GIS-ROUT: Integration of ArcIMS and a River Water Quality Model

Xinhao Wang, Changming Du, Mike Homer, Scott D. Dyer, and Charlotte White-Hull

 

ABSTRACT

Scientists often use mathematical models to assess river water quality. The study presented in this paper links ArcIMS to ROUT, a river model evolved from the U.S. Environmental Protection Agency’s Water Use Improvement and Impairment Model, to create a Web-GIS based river simulation model - GIS-ROUT.  GIS-ROUT predicts consumer product ingredient concentrations in surface waters in the United States that receive one or more discharges from publicly owned wastewater treatment plants. The integration of spatial data, GIS, and analytical models in GIS-ROUT makes it possible to examine and share the results of dynamic linkages between water quality and human activities to support environmental risk assessment by scientists in different locations.

INTRODUCTION

Municipal wastewater treatment plants (WWTP) serve approximately 72 percent of population in the United States. Typically, effluent from WWTPs is discharged directly into surface waters, such as rivers.  Consequently the quality of receiving waters is affected by human activities via WWTPs (O'Neill et al., 1997).  Water quality can be assessed based on its function to maintaining diverse and abundant ecological systems and to supply safe drinking water. Water sources and uses are intertwined. Tools that take this relationship into account are needed for the proper management of water resources. Our team took the approach of developing an integrated modeling system that consists of consumer use of household down-the-drain chemicals, river modeling, Geographic Information System (GIS), and WWW technology.

Although many models have been developed to simulate the chemical concentrations in rivers, the use of the models has traditionally been limited to a few professionals and limited to a narrow spatial scope. This could be attributed to the difficulty of use and interpretation of simulation models. For example, model input and output are normally provided in text file format, both are difficult to prepare and be interpreted.

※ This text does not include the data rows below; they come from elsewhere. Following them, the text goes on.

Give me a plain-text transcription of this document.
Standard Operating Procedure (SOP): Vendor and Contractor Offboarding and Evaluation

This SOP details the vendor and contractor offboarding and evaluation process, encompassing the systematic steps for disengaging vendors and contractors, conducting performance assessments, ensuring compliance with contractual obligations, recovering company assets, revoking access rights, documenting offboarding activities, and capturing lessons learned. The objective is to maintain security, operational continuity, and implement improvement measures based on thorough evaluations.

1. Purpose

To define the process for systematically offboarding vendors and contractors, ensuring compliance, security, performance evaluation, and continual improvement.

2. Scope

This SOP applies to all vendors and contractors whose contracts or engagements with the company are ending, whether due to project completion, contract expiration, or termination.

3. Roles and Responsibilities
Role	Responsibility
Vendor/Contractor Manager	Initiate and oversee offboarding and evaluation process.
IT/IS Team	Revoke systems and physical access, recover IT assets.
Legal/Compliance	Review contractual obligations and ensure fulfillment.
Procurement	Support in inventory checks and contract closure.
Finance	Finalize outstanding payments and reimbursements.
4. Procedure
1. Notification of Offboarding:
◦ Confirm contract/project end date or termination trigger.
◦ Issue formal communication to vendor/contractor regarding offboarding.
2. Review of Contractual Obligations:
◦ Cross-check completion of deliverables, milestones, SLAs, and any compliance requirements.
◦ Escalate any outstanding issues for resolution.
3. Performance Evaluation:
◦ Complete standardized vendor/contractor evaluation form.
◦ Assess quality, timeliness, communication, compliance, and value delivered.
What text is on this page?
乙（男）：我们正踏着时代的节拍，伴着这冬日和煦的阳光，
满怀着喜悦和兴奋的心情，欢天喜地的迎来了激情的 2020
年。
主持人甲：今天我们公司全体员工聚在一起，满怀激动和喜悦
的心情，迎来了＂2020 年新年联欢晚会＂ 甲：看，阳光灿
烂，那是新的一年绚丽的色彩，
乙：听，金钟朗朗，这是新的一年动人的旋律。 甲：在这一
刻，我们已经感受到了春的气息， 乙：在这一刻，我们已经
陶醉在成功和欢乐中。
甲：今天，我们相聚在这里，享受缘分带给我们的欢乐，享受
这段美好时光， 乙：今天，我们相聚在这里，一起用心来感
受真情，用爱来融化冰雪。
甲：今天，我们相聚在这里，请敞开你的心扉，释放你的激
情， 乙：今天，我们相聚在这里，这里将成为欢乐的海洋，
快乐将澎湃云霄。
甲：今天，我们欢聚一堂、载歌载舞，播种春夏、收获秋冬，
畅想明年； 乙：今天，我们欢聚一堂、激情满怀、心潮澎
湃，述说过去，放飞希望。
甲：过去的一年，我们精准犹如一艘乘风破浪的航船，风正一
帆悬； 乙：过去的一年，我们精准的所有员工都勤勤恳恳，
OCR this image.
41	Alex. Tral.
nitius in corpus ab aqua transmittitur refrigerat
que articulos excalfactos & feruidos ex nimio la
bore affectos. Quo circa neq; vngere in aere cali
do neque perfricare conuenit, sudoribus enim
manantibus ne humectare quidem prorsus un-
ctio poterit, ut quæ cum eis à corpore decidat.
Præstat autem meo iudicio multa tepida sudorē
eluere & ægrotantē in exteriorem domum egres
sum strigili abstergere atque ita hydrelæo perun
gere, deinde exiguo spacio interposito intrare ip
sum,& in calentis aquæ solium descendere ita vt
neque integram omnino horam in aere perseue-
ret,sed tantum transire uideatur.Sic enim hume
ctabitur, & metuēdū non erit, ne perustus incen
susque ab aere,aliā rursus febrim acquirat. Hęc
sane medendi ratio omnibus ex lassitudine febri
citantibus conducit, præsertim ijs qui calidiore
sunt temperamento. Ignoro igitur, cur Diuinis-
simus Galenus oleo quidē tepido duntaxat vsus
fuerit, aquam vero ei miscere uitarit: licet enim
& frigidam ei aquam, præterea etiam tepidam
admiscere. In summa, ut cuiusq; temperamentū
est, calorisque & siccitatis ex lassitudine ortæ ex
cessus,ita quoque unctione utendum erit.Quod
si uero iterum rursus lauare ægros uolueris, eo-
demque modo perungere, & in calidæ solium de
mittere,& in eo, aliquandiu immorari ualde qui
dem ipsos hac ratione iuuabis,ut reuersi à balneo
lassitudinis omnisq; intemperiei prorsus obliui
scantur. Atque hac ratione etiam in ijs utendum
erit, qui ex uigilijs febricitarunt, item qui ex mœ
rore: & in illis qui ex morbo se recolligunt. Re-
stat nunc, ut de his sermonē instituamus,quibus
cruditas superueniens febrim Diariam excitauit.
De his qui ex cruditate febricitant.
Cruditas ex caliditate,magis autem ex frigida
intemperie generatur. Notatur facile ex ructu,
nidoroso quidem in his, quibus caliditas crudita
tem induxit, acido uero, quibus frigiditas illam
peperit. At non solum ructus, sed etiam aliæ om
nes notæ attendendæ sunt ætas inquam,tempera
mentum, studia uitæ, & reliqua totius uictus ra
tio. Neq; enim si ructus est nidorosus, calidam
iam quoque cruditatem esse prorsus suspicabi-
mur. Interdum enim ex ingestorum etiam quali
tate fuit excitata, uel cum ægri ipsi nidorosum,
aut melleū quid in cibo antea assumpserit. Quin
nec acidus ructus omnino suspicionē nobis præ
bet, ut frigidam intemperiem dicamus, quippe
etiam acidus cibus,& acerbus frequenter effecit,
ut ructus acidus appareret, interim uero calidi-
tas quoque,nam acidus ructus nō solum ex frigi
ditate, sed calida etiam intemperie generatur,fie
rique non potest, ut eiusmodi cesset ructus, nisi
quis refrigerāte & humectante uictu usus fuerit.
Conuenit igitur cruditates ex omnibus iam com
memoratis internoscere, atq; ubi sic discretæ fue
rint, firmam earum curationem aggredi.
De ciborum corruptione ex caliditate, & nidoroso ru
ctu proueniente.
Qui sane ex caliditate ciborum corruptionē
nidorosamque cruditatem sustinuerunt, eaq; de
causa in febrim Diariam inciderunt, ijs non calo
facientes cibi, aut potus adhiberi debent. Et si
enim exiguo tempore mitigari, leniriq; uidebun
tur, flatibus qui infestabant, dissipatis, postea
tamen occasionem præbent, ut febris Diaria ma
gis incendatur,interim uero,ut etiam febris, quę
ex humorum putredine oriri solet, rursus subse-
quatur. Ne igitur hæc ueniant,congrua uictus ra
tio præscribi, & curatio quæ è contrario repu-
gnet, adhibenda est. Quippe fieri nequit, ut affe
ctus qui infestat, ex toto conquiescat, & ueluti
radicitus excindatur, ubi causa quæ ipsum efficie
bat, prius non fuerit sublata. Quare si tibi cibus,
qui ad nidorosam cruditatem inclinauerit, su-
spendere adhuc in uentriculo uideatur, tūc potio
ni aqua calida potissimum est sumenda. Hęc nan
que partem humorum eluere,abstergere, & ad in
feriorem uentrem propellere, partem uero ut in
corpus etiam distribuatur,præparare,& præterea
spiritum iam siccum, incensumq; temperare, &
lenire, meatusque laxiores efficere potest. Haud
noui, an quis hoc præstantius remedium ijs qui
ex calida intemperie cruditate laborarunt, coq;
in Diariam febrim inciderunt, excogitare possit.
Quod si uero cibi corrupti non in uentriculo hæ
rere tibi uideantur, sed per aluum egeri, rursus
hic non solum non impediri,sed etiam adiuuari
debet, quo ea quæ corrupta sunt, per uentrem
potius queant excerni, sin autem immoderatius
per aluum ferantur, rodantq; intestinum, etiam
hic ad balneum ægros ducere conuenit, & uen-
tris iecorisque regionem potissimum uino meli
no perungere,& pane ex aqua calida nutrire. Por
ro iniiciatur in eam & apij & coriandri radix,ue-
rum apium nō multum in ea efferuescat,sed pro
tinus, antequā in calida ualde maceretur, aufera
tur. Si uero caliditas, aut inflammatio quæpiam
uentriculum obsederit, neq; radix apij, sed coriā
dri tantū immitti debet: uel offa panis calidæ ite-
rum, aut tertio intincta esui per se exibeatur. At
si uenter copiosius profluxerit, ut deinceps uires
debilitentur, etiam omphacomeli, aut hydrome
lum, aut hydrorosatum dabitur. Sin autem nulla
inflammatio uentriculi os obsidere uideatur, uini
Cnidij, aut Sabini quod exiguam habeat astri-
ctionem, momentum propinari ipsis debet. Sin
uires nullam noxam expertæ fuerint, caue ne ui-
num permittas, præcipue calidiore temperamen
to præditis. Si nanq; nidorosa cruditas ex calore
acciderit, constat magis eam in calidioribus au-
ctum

Along with recent technological advancements, especially the increased availability and relative affordability of GIS, many GIS-based surface and subsurface water models have been applied in resource and environmental management (Cowen et.al., 1995; Merchant, 1994; Smith and Vidmar, 1994; Warwick and Haness, 1994; Ross and Tara, 1993; Greene and Cruise, 1995; Bennett, 1997; Djokic and Maidment, 1993; Shamsi, 1996; Goodchild, Parks and Steyaert, 1993; Poiani and Bedford, 1995; USEPA 2001). Researchers have indicated the necessity of such integration with best available technology to overcome the barriers that hinder the use of analytical models (Coroza, Evans and Bishop, 1997; Sui and Maggio, 1999).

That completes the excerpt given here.